Crise de l’aviculture au Cameroun : La production d’œufs s’effondre de -55% en 8 Ans

L’aviculture camerounaise, secteur vital pour l’économie nationale et l’emploi, traverse une crise existentielle majeure. Malgré son rôle de pourvoyeur de protéines abordables pour les ménages, la production d’œufs au Cameroun a enregistré une chute dramatique de 55,55% en seulement 8 ans, passant de 2,4 milliards d’unités en 2016 à 1,3 milliard en 2024. Ces chiffres alarmants, révélés lors de la Journée mondiale de l’œuf, alertent sur l’urgence de réformes. Les experts mettent en garde contre un effondrement imminent de cette filière stratégique.
Pourquoi la filière avicole camerounaise est-elle en crise ?
Selon l’expert Albert Ichakou, l’effondrement de la production d’œufs est directement lié à la variabilité et à l’explosion des prix des intrants essentiels. Le coût du maïs, qui représente 60 % de l’alimentation avicole, a grimpé jusqu’à 300 FCFA/kg, contre 75-125 FCFA il y a quelques années. De plus, la dépendance aux importations de soja (20 % de la ration) aggrave la situation.
Cette flambée des coûts se traduit par une rentabilité précaire : le coût de production d’un œuf est estimé à 48 FCFA pour un prix de vente autour de 60-63 FCFA (1 900 FCFA le plateau), laissant une marge insoutenable pour de nombreux éleveurs.
Les conséquences socio-économiques de la crise
La déroute du secteur avicole a des répercussions économiques lourdes. Cette filière, qui emploie environ 30% de la population rurale et contribue à 4 % du PIB camerounais, voit les faillites et les pertes d’emplois se multiplier. Ce phénomène est particulièrement visible à Douala, autrefois un hub commercial majeur, dont le rôle a été largement repris par la région de l’Ouest, désormais responsable de 70% de la production d’œufs du Cameroun.
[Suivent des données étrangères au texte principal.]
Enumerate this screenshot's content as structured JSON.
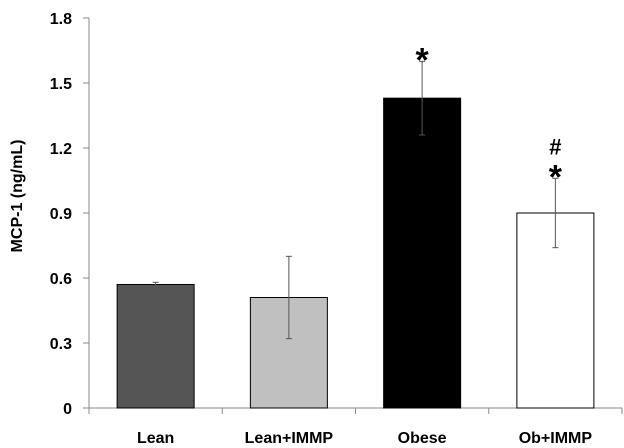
{
  "chart_data": {
    "type": "bar",
    "title": "",
    "xlabel": "",
    "ylabel": "MCP-1 (ng/mL)",
    "ylim": [
      0,
      1.8
    ],
    "yticks": [
      "0",
      "0.3",
      "0.6",
      "0.9",
      "1.2",
      "1.5",
      "1.8"
    ],
    "categories": [
      "Lean",
      "Lean+IMMP",
      "Obese",
      "Ob+IMMP"
    ],
    "values": [
      0.57,
      0.51,
      1.43,
      0.9
    ],
    "errors": [
      0.01,
      0.19,
      0.17,
      0.16
    ],
    "colors": [
      "#555555",
      "#c0c0c0",
      "#000000",
      "#ffffff"
    ],
    "annotations": [
      {
        "category": "Obese",
        "symbols": [
          "*"
        ]
      },
      {
        "category": "Ob+IMMP",
        "symbols": [
          "#",
          "*"
        ]
      }
    ],
    "grid": false,
    "legend": "none"
  }
}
Cette situation est exacerbée par une concurrence déloyale liée aux importations massives. Les poulets congelés (notamment du Brésil, vendus à 400 FCFA/kg) et les œufs à couver inondent des marchés clés comme celui du Littoral, fragilisant davantage les producteurs locaux.
Enjeux démographiques et retard du Cameroun face à la demande mondiale
Avec une population camerounaise approchant les 30 millions d’habitants et une urbanisation croissante (70 % de la population mondiale vivra en ville d’ici 2032), la demande urbaine en protéines abordables est colossale. Or, la consommation d’œufs au Cameroun stagne à 40 œufs par habitant/an, un chiffre très faible comparé aux leaders mondiaux (430 en Malaisie, 366 au Mexique).
« L’œuf est l’aliment le plus digeste et nutritif, mais notre production ne suit pas la demande urbaine », déplore Albert Ichakou, soulignant que l’aviculture doit impérativement s’inscrire dans la dynamique mondiale. À l’échelle internationale, la production d’œufs devrait croître de 22 % d’ici 2032.
Pour le spécialiste Albert Ichakou, l’issue est claire : « Si nous voulons être dans la dynamique mondiale, l’aviculture doit être au cœur des politiques agricoles ». Le Cameroun, malgré son potentiel historique, accuse un retard notable face à ses pairs africains comme le Kenya et le Sénégal. Des réformes structurelles urgentes sont indispensables pour stabiliser les coûts des intrants, lutter contre les importations illégales et relancer la filière œufs et poulets, préservant ainsi des milliers d’emplois et garantissant la sécurité alimentaire du pays.